Northbrook, Ill.-based Allstate Corp. reported a rough fourth quarter to end a tough year. During the latter stages of last year, the company’s pre­tax unrealized loss position grew from $4.1 billion to $8.8 billion, mostly due to significantly widening credit spreads in its fixed income securities. For the year, the insurer lost $3.07 per share, compared to net income of $7.77 per share in 2007.

As a result, the company said it would work on improving efficiency, and would trim 1,000 jobs through a combination of attrition and position elimination over the next two years.

“2008 was our second-­highest year for catastrophe losses in the past decade, which added to investment losses and led to a net loss for the year,” Thomas Wilson, chairman, president and CEO of Allstate, said in a statement.

Indeed, catastrophe losses helped drag the company’s financial numbers down, amounting to $3.3 billion in 2008, compared to $1.4 billion in 2007. Yet the company credits its current reinsurance program with stemming further losses.
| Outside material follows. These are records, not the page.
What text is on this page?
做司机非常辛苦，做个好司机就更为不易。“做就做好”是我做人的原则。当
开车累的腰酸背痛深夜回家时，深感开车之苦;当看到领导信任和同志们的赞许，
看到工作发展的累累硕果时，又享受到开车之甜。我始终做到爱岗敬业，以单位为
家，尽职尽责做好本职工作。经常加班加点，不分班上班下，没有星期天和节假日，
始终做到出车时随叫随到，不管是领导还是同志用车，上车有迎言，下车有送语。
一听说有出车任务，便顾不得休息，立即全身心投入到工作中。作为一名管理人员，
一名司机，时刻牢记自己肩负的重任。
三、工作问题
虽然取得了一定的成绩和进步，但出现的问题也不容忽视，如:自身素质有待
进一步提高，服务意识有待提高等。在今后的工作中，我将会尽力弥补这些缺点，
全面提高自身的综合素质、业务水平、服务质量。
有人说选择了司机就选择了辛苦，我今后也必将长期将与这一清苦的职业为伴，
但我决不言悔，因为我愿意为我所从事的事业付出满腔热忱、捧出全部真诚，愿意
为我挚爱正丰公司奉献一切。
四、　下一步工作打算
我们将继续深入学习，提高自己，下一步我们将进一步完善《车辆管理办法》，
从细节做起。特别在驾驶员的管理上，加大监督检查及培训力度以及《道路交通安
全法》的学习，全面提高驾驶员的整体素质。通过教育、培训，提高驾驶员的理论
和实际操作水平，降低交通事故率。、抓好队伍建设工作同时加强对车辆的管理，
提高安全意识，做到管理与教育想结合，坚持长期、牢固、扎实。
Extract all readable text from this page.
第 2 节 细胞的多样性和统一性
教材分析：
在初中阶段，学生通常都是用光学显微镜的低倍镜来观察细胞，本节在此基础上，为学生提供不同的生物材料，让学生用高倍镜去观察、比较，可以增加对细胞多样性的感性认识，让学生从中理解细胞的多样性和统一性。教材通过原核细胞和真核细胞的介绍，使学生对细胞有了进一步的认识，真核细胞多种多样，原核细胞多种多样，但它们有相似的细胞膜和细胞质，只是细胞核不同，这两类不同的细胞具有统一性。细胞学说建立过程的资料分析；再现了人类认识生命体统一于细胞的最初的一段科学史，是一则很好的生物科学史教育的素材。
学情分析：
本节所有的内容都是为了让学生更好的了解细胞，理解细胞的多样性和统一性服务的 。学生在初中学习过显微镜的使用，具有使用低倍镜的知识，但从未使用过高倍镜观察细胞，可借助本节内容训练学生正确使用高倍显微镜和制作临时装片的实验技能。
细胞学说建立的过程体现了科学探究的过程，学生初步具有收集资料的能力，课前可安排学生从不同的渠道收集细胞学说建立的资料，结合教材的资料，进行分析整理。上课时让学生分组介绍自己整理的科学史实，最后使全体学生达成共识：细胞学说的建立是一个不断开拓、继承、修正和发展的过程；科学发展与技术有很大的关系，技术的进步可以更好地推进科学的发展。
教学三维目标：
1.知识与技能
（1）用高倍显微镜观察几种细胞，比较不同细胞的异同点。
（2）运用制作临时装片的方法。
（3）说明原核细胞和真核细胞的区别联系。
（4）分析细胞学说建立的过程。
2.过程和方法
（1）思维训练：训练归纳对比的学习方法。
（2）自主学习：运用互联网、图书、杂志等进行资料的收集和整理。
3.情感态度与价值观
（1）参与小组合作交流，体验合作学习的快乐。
“Our catastrophe risk management program includes reinsurance, policy changes that increased deductibles and market share reductions in high-risk coastal regions. These actions served us well,” the company noted. “Allstate’s analysis shows that our losses from Hurricanes Ike and Gustav would have been approximately twice the amount recorded without the catastrophe exposure management actions put into place beginning in 2005.”